- The Washington Times - Sunday, June 12, 2011

In the course of five days last week, the District’s mayor was called a “crook” at a public hearing, the council chairman’s campaign committee was accused of widespread reporting violations, one council member disclosed he had been offered bribes, and another council member was accused of using his charity as a slush fund.

The round of dispiriting disclosures has left residents and observers fearful that the city, which Congress stripped of its financial authority just over a decade ago, could be backsliding into an era when inefficiency and accusations of abuse were commonplace.

But decisive action by the city’s attorney general suggests that allegations of public-trust violations - even by elected officials - might be handled differently than in recent years. Though complaints of wrongdoing against elected city officials have been rampant, indictments have been rare.



Attorney General Irvin B. Nathan took a significant step to perhaps change that pattern June 6 by filing a $1 million civil lawsuit against council member Harry Thomas Jr. and referring his case to the U.S. attorney’s office for prosecution.

The lawsuit, which accuses the Ward 5 Democrat of siphoning funds earmarked for youth baseball programs to pay for personal travel and a luxury sport utility vehicle, seeks “every penny” of any misspent funds.

And it’s the first meaningful sign of the attorney general’s independence and authority.

Upon taking office, Mr. Nathan moved his agency’s headquarters from the epicenter of city politics, at the John A. Wilson Building, to Judiciary Square, “where most of the lawyers in the OAG perform their daily work.”

Mr. Nathan’s predecessor, Peter J. Nickles, had been criticized for being too politically connected to incumbent Mayor Adrian M. Fenty.

“The OAG must be - and must be perceived as being - independent and nonpolitical,” Mr. Nathan said during his March 23 confirmation hearing.

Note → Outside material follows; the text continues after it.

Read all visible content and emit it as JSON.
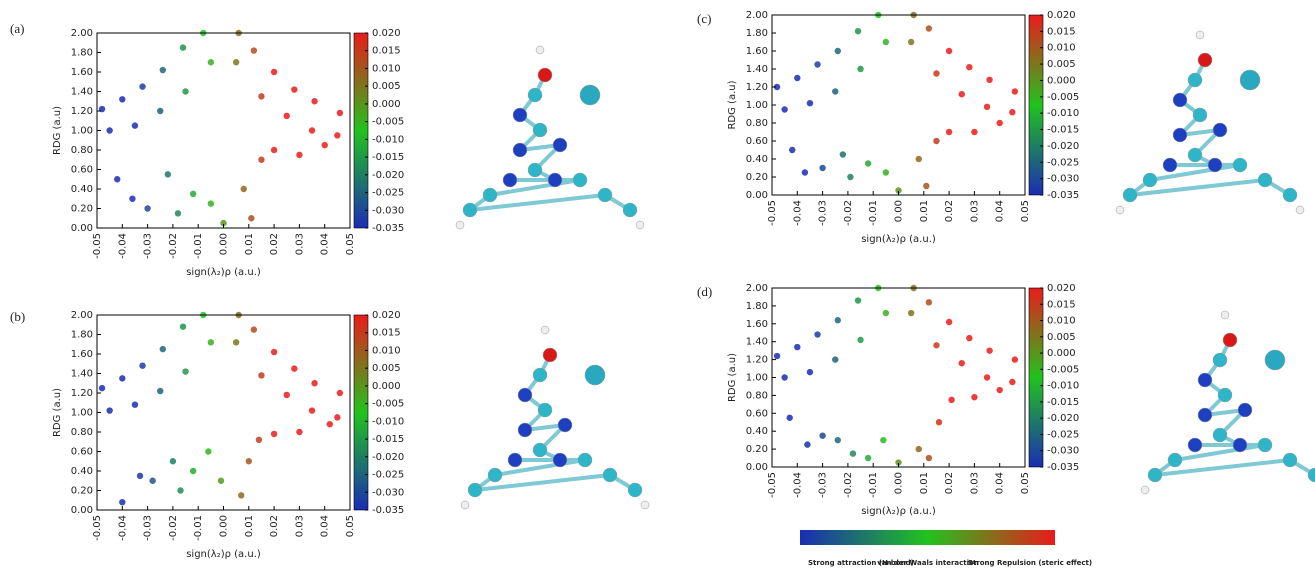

Early in his tenure, Mr. Nathan got mixed reviews by declining to investigate allegations by Sulaimon Brown - a 2010 mayoral candidate who testified last week before the D.C. Council that he was paid and promised a job by Mayor Vincent C. Gray’s campaign to politically attack Mr. Fenty.

Mr. Nathan said the OAG’s efforts would be duplicative and perceived as in conflict with his position as acting attorney general, an appointment by the mayor.

But it left some wondering whether Mr. Nathan was dodging a politically sensitive investigation.

Council member Mary M. Cheh, a George Washington University law professor and head of the council’s Committee on Government Operations, said that to her experience politics doesn’t come into play.

“If I’m given a job, then that’s the job,” Ms. Cheh said, “and I’m sure Irv Nathan looks at it the same way.”

Mrs. Cheh held high-profile hearings during the last administration on charges that friends of Mr. Fenty’s facilitated the transfer of a D.C. firetruck to the Dominican Republic.

A supporter of Mr. Gray’s bid for mayor, she has also led hearings this year into accusations about Mr. Brown and into questions about political hiring in the early days of the mayor’s administration.

She said she’s sympathetic to Mr. Nathan’s situation.

“We have to play the role we’re supposed to play,” she said.

Still, the timing has been less than favorable.

Mr. Irvin’s announcement of the lawsuit against Mr. Thomas came the same day as long-awaited testimony before Mrs. Cheh’s council committee from Mr. Brown. The former minor mayoral candidate has accused Mr. Gray, a Democrat, of providing him with cash and a government job to stay in last year’s mayoral race to publicly criticize Mr. Fenty.

Also last week, The Washington Post reported that council member Jim Graham did not disclose a bribe attempt made by his chief of staff, who has since pleaded guilty in connection with a federal corruption investigation. The Ward 1 Democrat says he has been “tested” several times by the FBI.

And on Friday, the city’s office of campaign finance forwarded to the Board of Elections a complaint accusing D.C. Council Chairman Kwame R. Brown’s 2008-re-election campaign of violations in reporting money raised and spent.

Council member Yvette M. Alexander is also the subject of an ongoing campaign-finance investigation into her use of money from her constituent services fund.

All maintain their innocence.

Mr. Nathan’s role in investigating Mr. Thomas has been further complicated by the fact that Mr. Gray and Mr. Thomas are considered political allies, and the investigation into Mr. Thomas was initiated by Mr. Nickles and disparaged by Mr. Thomas and the mayor as politically motivated.

But unlike the long-standing relationship between Mr. Nickles and Mr. Fenty, Mr. Nathan only met Mr. Gray two weeks before he was tapped to be attorney general.

A former Justice Department attorney and senior partner who ran the white-collar-crime department at Arnold & Porter from 1994 to 2007, Mr. Nathan served as general counsel to the U.S. House.

Ariel B. Waldman, senior counsel to Mr. Nathan, said the attorney general has been given a “strong mandate of independence by the mayor.”

“It is to the mayor’s great credit that he has directed us to follow the facts where they may lead, and at no time has interfered with the work of this office in connection with the Team Thomas [funds] investigation,” he said.